What is the Maximum Kinetic Energy of an Object Constrained by a Cord?

[hansel13]

Homework Statement

An object is constrained by a cord to move in a circular path of radius 0.5m on a horizontal frictionless surface. The cord will break if its tension exceeds 16 N. What is the maximum kinetic energy?

Homework Equations

T=mg
KE=1/2mv²

The Attempt at a Solution

Really lost on this problem. Am I applying the wrong formulas?

 

[teckid1991]

if its moving in a circular horizontal path the tension isn't mg its equal to the centripetal force (mv²/r)

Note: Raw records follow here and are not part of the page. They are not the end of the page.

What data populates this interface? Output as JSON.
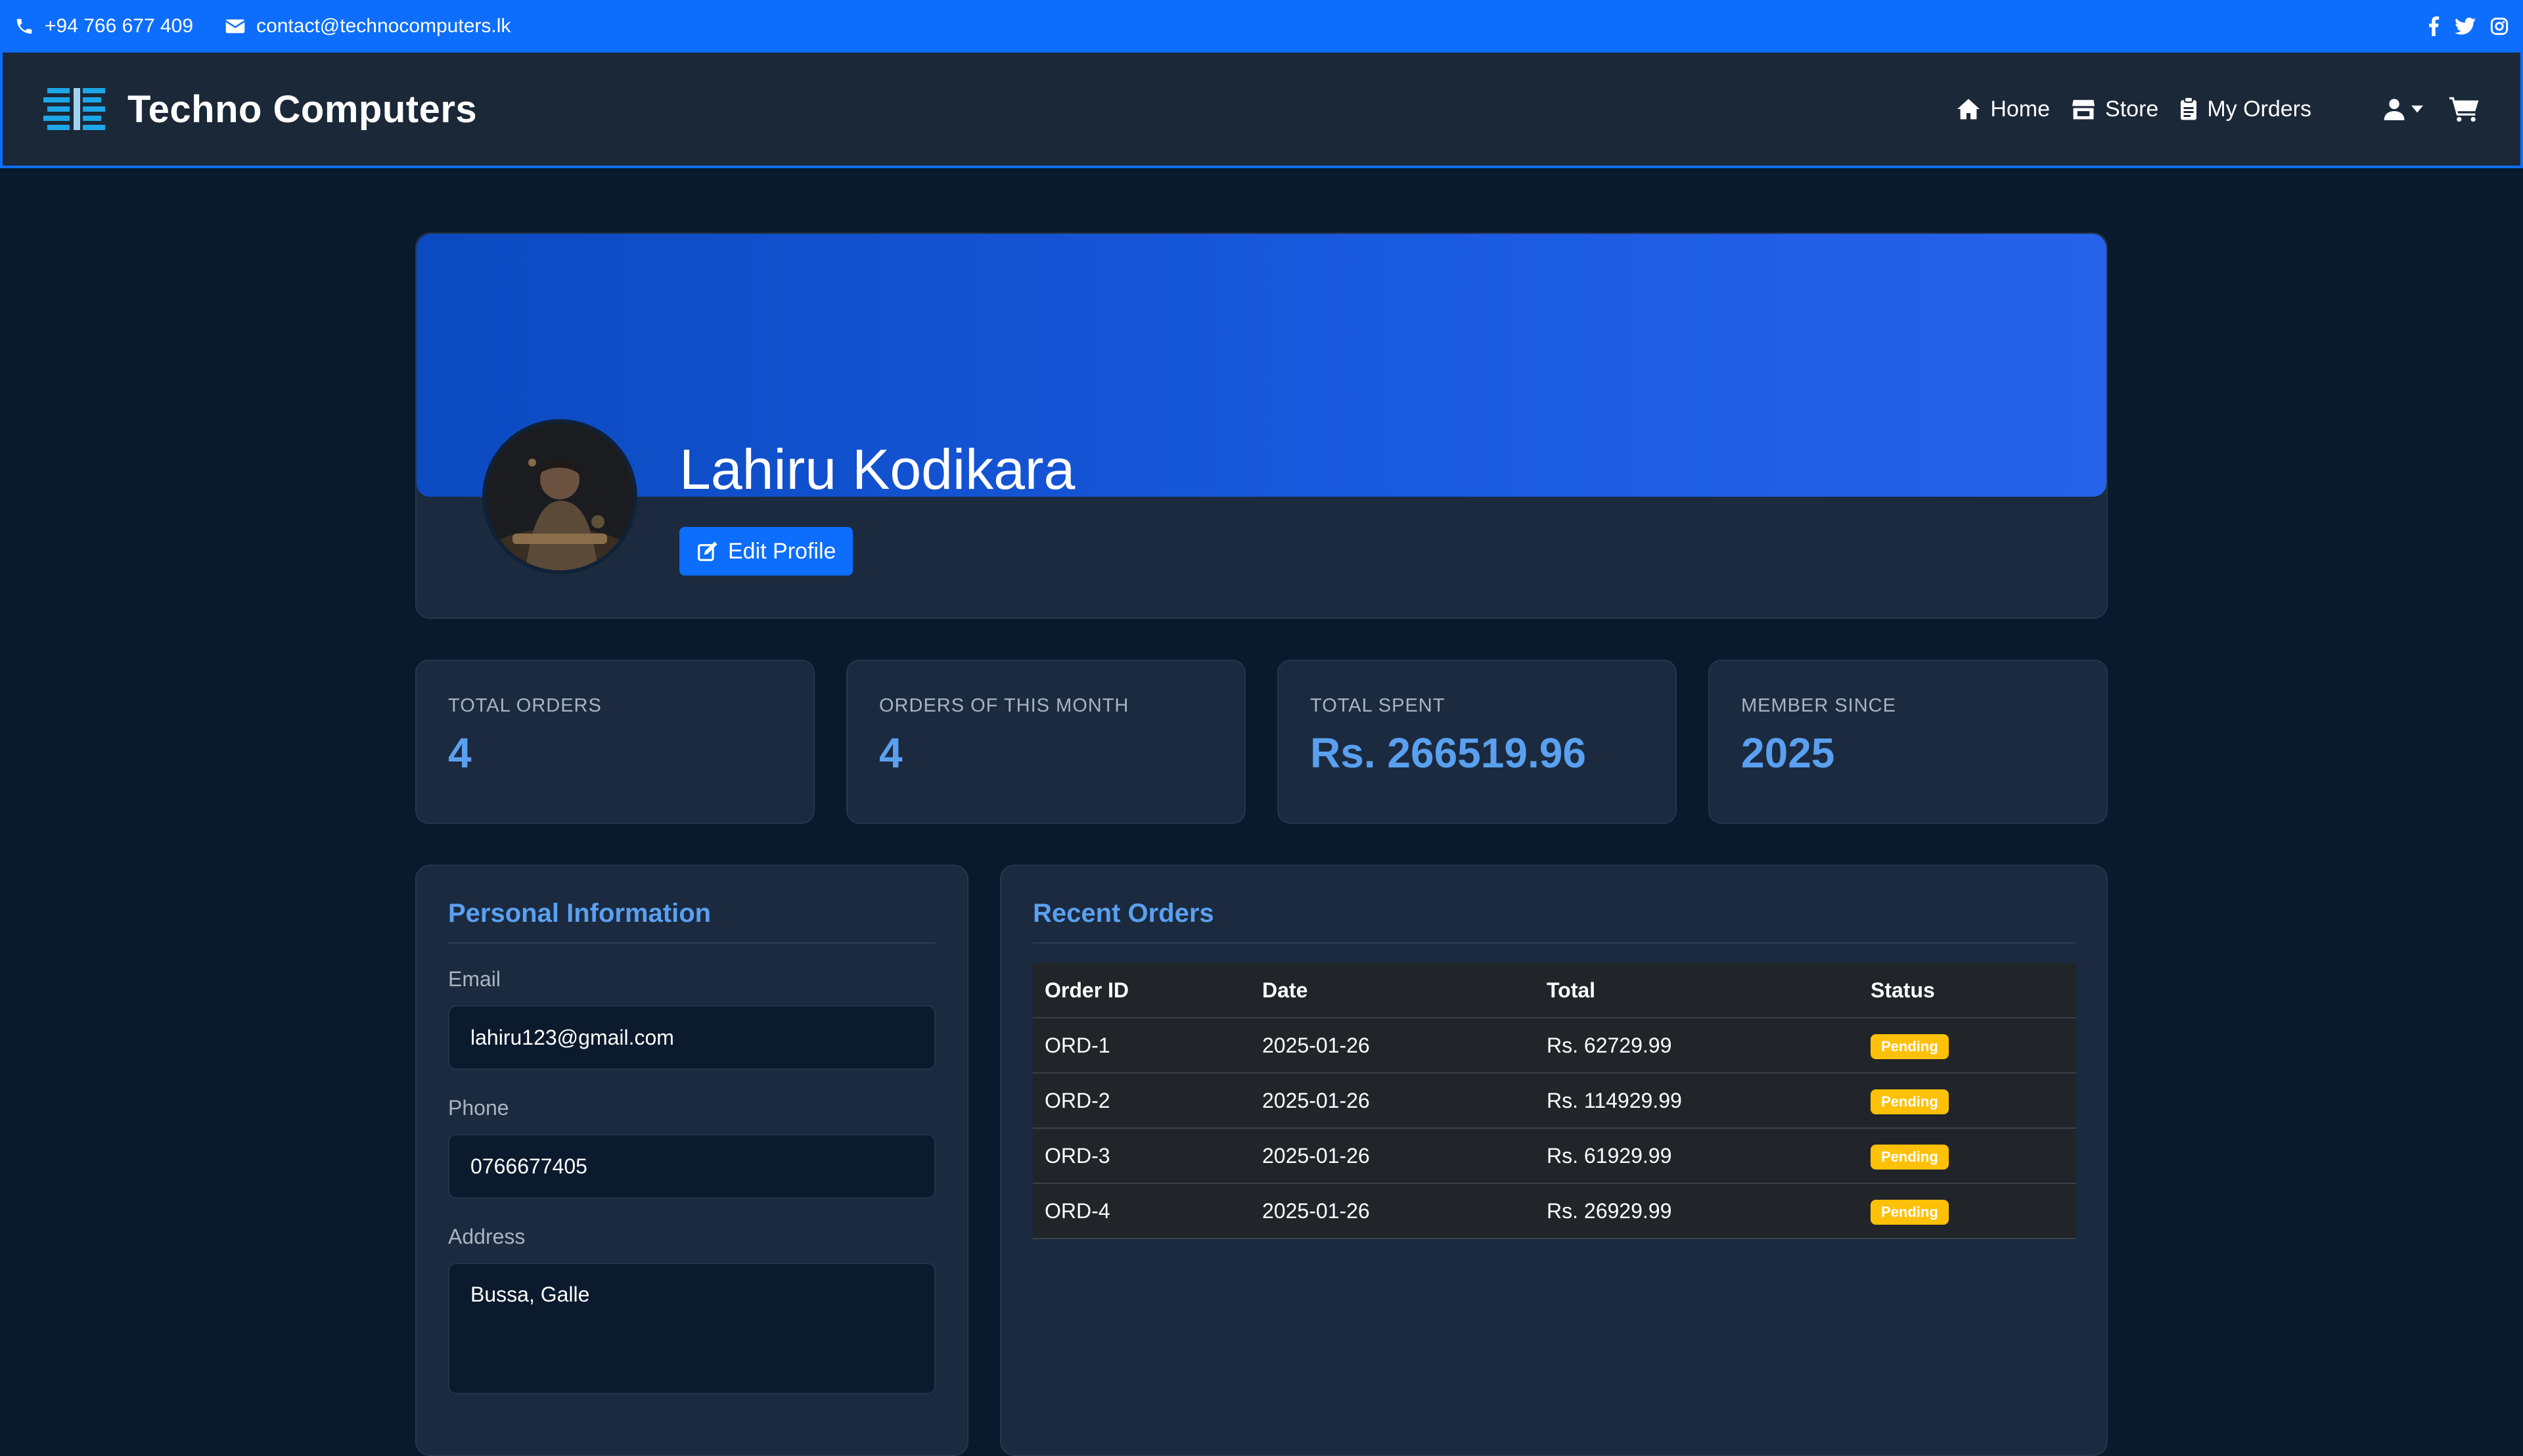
{
  "topbar": {
    "phone": "+94 766 677 409",
    "email": "contact@technocomputers.lk",
    "social": [
      "facebook-icon",
      "twitter-icon",
      "instagram-icon"
    ]
  },
  "navbar": {
    "brand": "Techno Computers",
    "links": [
      {
        "label": "Home",
        "icon": "home-icon"
      },
      {
        "label": "Store",
        "icon": "store-icon"
      },
      {
        "label": "My Orders",
        "icon": "clipboard-icon"
      }
    ]
  },
  "profile": {
    "name": "Lahiru Kodikara",
    "edit_label": "Edit Profile"
  },
  "stats": [
    {
      "label": "TOTAL ORDERS",
      "value": "4"
    },
    {
      "label": "ORDERS OF THIS MONTH",
      "value": "4"
    },
    {
      "label": "TOTAL SPENT",
      "value": "Rs. 266519.96"
    },
    {
      "label": "MEMBER SINCE",
      "value": "2025"
    }
  ],
  "personal": {
    "title": "Personal Information",
    "email_label": "Email",
    "email": "lahiru123@gmail.com",
    "phone_label": "Phone",
    "phone": "0766677405",
    "address_label": "Address",
    "address": "Bussa, Galle"
  },
  "orders": {
    "title": "Recent Orders",
    "columns": [
      "Order ID",
      "Date",
      "Total",
      "Status"
    ],
    "rows": [
      {
        "id": "ORD-1",
        "date": "2025-01-26",
        "total": "Rs. 62729.99",
        "status": "Pending"
      },
      {
        "id": "ORD-2",
        "date": "2025-01-26",
        "total": "Rs. 114929.99",
        "status": "Pending"
      },
      {
        "id": "ORD-3",
        "date": "2025-01-26",
        "total": "Rs. 61929.99",
        "status": "Pending"
      },
      {
        "id": "ORD-4",
        "date": "2025-01-26",
        "total": "Rs. 26929.99",
        "status": "Pending"
      }
    ]
  },
  "colors": {
    "accent": "#0d6efd",
    "background": "#091a2c",
    "card": "#1b2a3f",
    "highlight": "#5aa0f0",
    "pending": "#ffc107"
  }
}
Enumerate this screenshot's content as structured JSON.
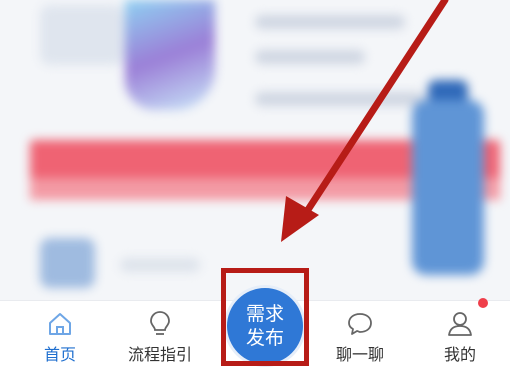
{
  "tabs": [
    {
      "label": "首页",
      "icon": "home-icon",
      "active": true
    },
    {
      "label": "流程指引",
      "icon": "lightbulb-icon",
      "active": false
    },
    {
      "label": "聊一聊",
      "icon": "chat-bubble-icon",
      "active": false
    },
    {
      "label": "我的",
      "icon": "user-icon",
      "active": false
    }
  ],
  "publish": {
    "line1": "需求",
    "line2": "发布"
  },
  "colors": {
    "accent": "#2f78d6",
    "annotation": "#b71c17",
    "badge": "#ef3e4a"
  }
}
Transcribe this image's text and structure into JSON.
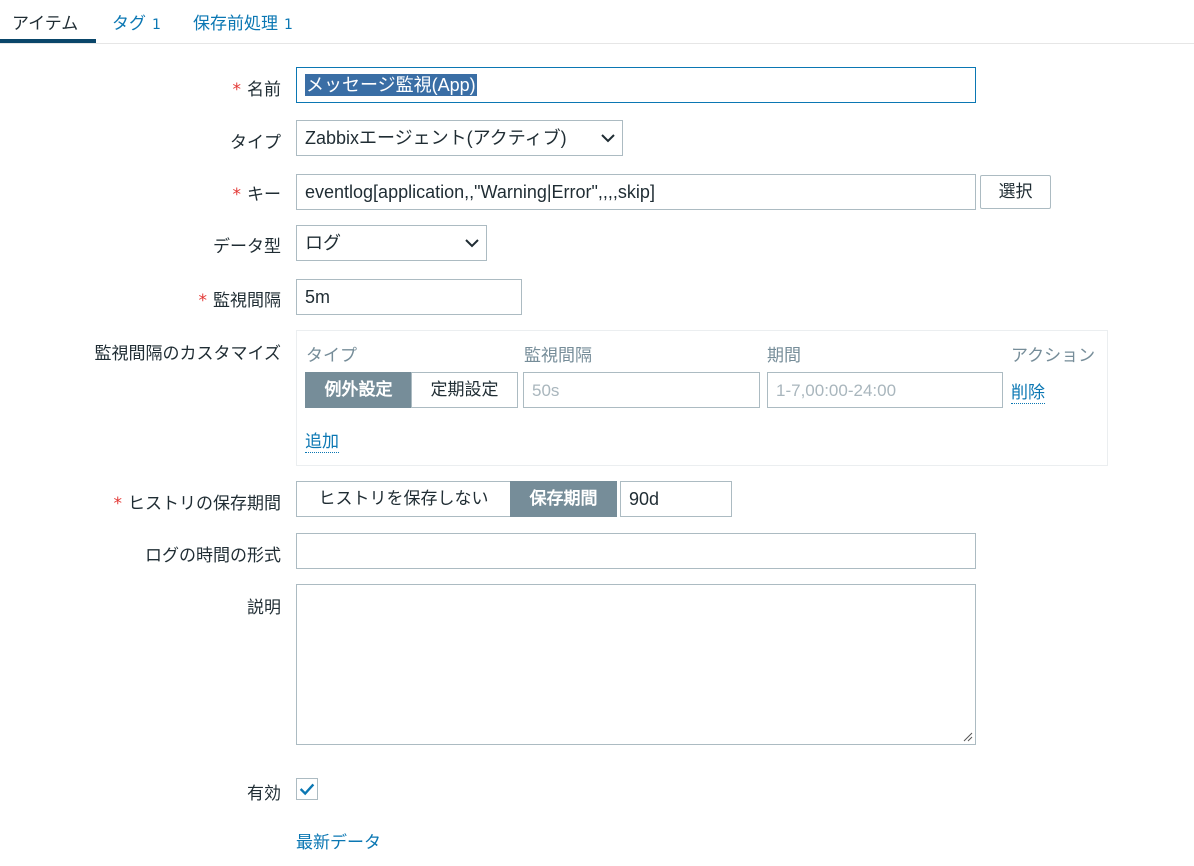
{
  "tabs": [
    {
      "label": "アイテム",
      "count": ""
    },
    {
      "label": "タグ",
      "count": "1"
    },
    {
      "label": "保存前処理",
      "count": "1"
    }
  ],
  "required_mark": "*",
  "form": {
    "name": {
      "label": "名前",
      "value": "メッセージ監視(App)",
      "required": true
    },
    "type": {
      "label": "タイプ",
      "value": "Zabbixエージェント(アクティブ)"
    },
    "key": {
      "label": "キー",
      "value": "eventlog[application,,\"Warning|Error\",,,,skip]",
      "button": "選択",
      "required": true
    },
    "data_type": {
      "label": "データ型",
      "value": "ログ"
    },
    "interval": {
      "label": "監視間隔",
      "value": "5m",
      "required": true
    },
    "custom_intervals": {
      "label": "監視間隔のカスタマイズ",
      "columns": [
        "タイプ",
        "監視間隔",
        "期間",
        "アクション"
      ],
      "row": {
        "type_options": [
          "例外設定",
          "定期設定"
        ],
        "type_selected": "例外設定",
        "interval_placeholder": "50s",
        "period_placeholder": "1-7,00:00-24:00",
        "action": "削除"
      },
      "add": "追加"
    },
    "history": {
      "label": "ヒストリの保存期間",
      "options": [
        "ヒストリを保存しない",
        "保存期間"
      ],
      "selected": "保存期間",
      "value": "90d",
      "required": true
    },
    "log_time_format": {
      "label": "ログの時間の形式",
      "value": ""
    },
    "description": {
      "label": "説明",
      "value": ""
    },
    "enabled": {
      "label": "有効",
      "checked": true
    }
  },
  "latest_data_link": "最新データ",
  "colors": {
    "accent": "#0b77b3",
    "active_tab": "#0a466a",
    "segment_on": "#768d99",
    "required": "#e33734"
  }
}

so I am guessing you set the centripetal force to equal 16 to solve for v. After that you can find the KE

 

[hansel13]

thanks teckid.

So a = v²/R

so V = (a*R)^1/2
V = (9.8*.5)^1/2
V = 2.21

T=(mv²)/R
m = T*R/(v²)
m = 1.63

So for KE, we have:
KE = 1/2*m*v²
KE = 1/2*1.63*2.21²
KE = 4 J

I think that's right..

 

[teckid1991]

No i think you're confusing horizontal and vertical... vertical suggest there is a downward force due to gravity (aka 9.81...). However, here the path is horizontal, like a merry-go-round, so there gravity does not effect the tension on a frictionless surface. since the tension must be 16 or less and the tension is equal to the centripetal force then:

16 = mv²/r

further...

16 *radius * mass = v²
(16*radius*mass)^.5 = v

with this velocity you can find the max KE (.5MV²)

You should not be using centripetal acceleration to find the velocity unless we know what that acceleration is.

 

[hansel13]

(16*radius*mass)^.5 = v

But this leaves us with 2 unknown variables (mass and velocity)...

 

[LowlyPion]

Not really.

Maximum F = mv²/r = 16N

But Kinetic Energy is ½mv²

But you know that mv² = 16*r

Which means your KE is merely ½*16*r